青梨陪着阮江月坐車。
車轅上,青鴻與車夫同坐。
馬車駛出一段距離後,青鴻的聲音隔簾傳來:“這個人真的很可疑。”
“的确。”
車内,阮江月淡淡出聲,“他的樣貌、武功、談吐都不像是普通人。”
當初阮江月坐船回京走水路,這人飄在水面上,被她撈了起來。
救他回來後,阮江月也吩咐底下人查過。
但關于這個人的一切猶如大海撈針,毫無頭緒,現在他偏又什麽都不記得,無法追究身份和過去。

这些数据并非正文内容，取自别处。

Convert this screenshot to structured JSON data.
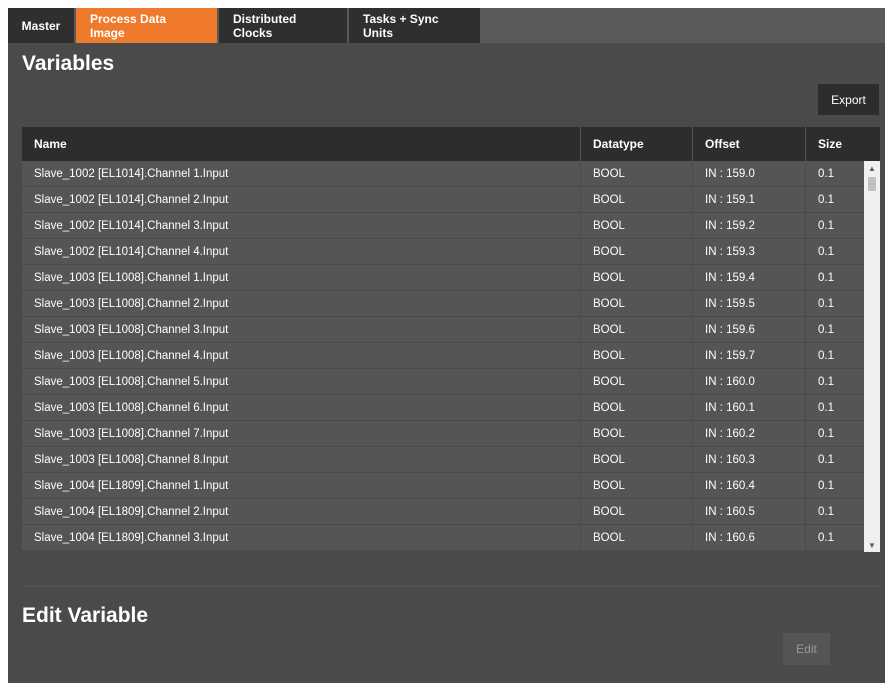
{
  "tabs": [
    {
      "label": "Master",
      "active": false
    },
    {
      "label": "Process Data Image",
      "active": true
    },
    {
      "label": "Distributed Clocks",
      "active": false
    },
    {
      "label": "Tasks + Sync Units",
      "active": false
    }
  ],
  "variables": {
    "title": "Variables",
    "export_label": "Export",
    "columns": [
      "Name",
      "Datatype",
      "Offset",
      "Size"
    ],
    "rows": [
      [
        "Slave_1002 [EL1014].Channel 1.Input",
        "BOOL",
        "IN : 159.0",
        "0.1"
      ],
      [
        "Slave_1002 [EL1014].Channel 2.Input",
        "BOOL",
        "IN : 159.1",
        "0.1"
      ],
      [
        "Slave_1002 [EL1014].Channel 3.Input",
        "BOOL",
        "IN : 159.2",
        "0.1"
      ],
      [
        "Slave_1002 [EL1014].Channel 4.Input",
        "BOOL",
        "IN : 159.3",
        "0.1"
      ],
      [
        "Slave_1003 [EL1008].Channel 1.Input",
        "BOOL",
        "IN : 159.4",
        "0.1"
      ],
      [
        "Slave_1003 [EL1008].Channel 2.Input",
        "BOOL",
        "IN : 159.5",
        "0.1"
      ],
      [
        "Slave_1003 [EL1008].Channel 3.Input",
        "BOOL",
        "IN : 159.6",
        "0.1"
      ],
      [
        "Slave_1003 [EL1008].Channel 4.Input",
        "BOOL",
        "IN : 159.7",
        "0.1"
      ],
      [
        "Slave_1003 [EL1008].Channel 5.Input",
        "BOOL",
        "IN : 160.0",
        "0.1"
      ],
      [
        "Slave_1003 [EL1008].Channel 6.Input",
        "BOOL",
        "IN : 160.1",
        "0.1"
      ],
      [
        "Slave_1003 [EL1008].Channel 7.Input",
        "BOOL",
        "IN : 160.2",
        "0.1"
      ],
      [
        "Slave_1003 [EL1008].Channel 8.Input",
        "BOOL",
        "IN : 160.3",
        "0.1"
      ],
      [
        "Slave_1004 [EL1809].Channel 1.Input",
        "BOOL",
        "IN : 160.4",
        "0.1"
      ],
      [
        "Slave_1004 [EL1809].Channel 2.Input",
        "BOOL",
        "IN : 160.5",
        "0.1"
      ],
      [
        "Slave_1004 [EL1809].Channel 3.Input",
        "BOOL",
        "IN : 160.6",
        "0.1"
      ]
    ]
  },
  "edit_variable": {
    "title": "Edit Variable",
    "edit_label": "Edit"
  },
  "icons": {
    "scroll_up": "scroll-up-icon",
    "scroll_down": "scroll-down-icon"
  },
  "colors": {
    "accent": "#f07a2c",
    "panel": "#4a4a4a",
    "header": "#2d2d2d",
    "row": "#555555"
  }
}
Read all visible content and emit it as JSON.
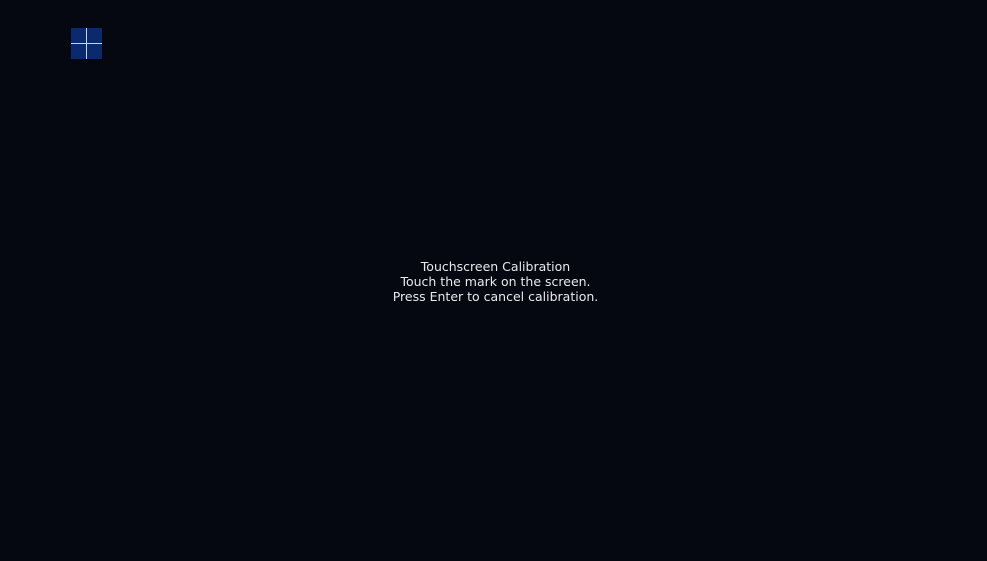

他現在還答應阮江月扮她哥哥,一幅不在意過去,十分樂意的模樣。
這樣的人,怎麽不可疑?
青鴻遲疑地說:“現在南陳四處邊境都不太安甯,這個人要是别國奸細的話,那豈不是……”
“奸細。”
阮江月輕聲重複着。
她自幼随姑姑一起長大,耳濡目染保家衛國之事,對奸細自然是深惡痛絕,自己也解決過不少奸細。
往日聽到奸細之事,便憎恨非常。
隻是她現在命不久矣,竟聽到奸細二字,都沒有原先那般血液沸騰。
阮江月頓了片刻,平緩地說道:“我隻用他幾日,解決問題之後他就是廢棋,這幾日時間裏,我們可以細細觀察。”
“如果事情解決之後不能确定是否奸細,那就直接殺了。”
“既滅口,也解決後患。”
青鴻應了聲“是”後沒再出聲。
青梨伴着阮江月坐在馬車内,面色很是不安定。
又走出一段兒距離後,青梨終于忍不住扯了扯阮江月的袖子:會不會太冒險?萬一被人發現不是真的阮星瀾,那怎麽辦?
“誰會發現?”
阮江月平平說着,目光落在馬車車窗粗布挂簾處。
那塊布随着馬車前行,迎風起落。
外面的紅花綠葉浮動在阮江月的視線裏,腦海之中思緒飛掠而過。
她自小随在姑姑身邊學文習武。
她十二歲時姑姑病了一場,病情嚴重的以爲自己快不行了,想見兄長最後一面。
可那時連月下雨官道都斷了,信也傳不出去。
阮江月實在心疼姑姑,便私自帶人離開定州前去北境軍營,替姑姑去請了阮萬鈞到定州去。
姑姑知道後狠狠地罵了她一頓。
可她那一趟出行收獲頗豐,更長了膽子。
之後她每年都會出去幾趟,有時候去北境軍營,幫姑姑送一些東西給阮萬鈞,有時候去别處。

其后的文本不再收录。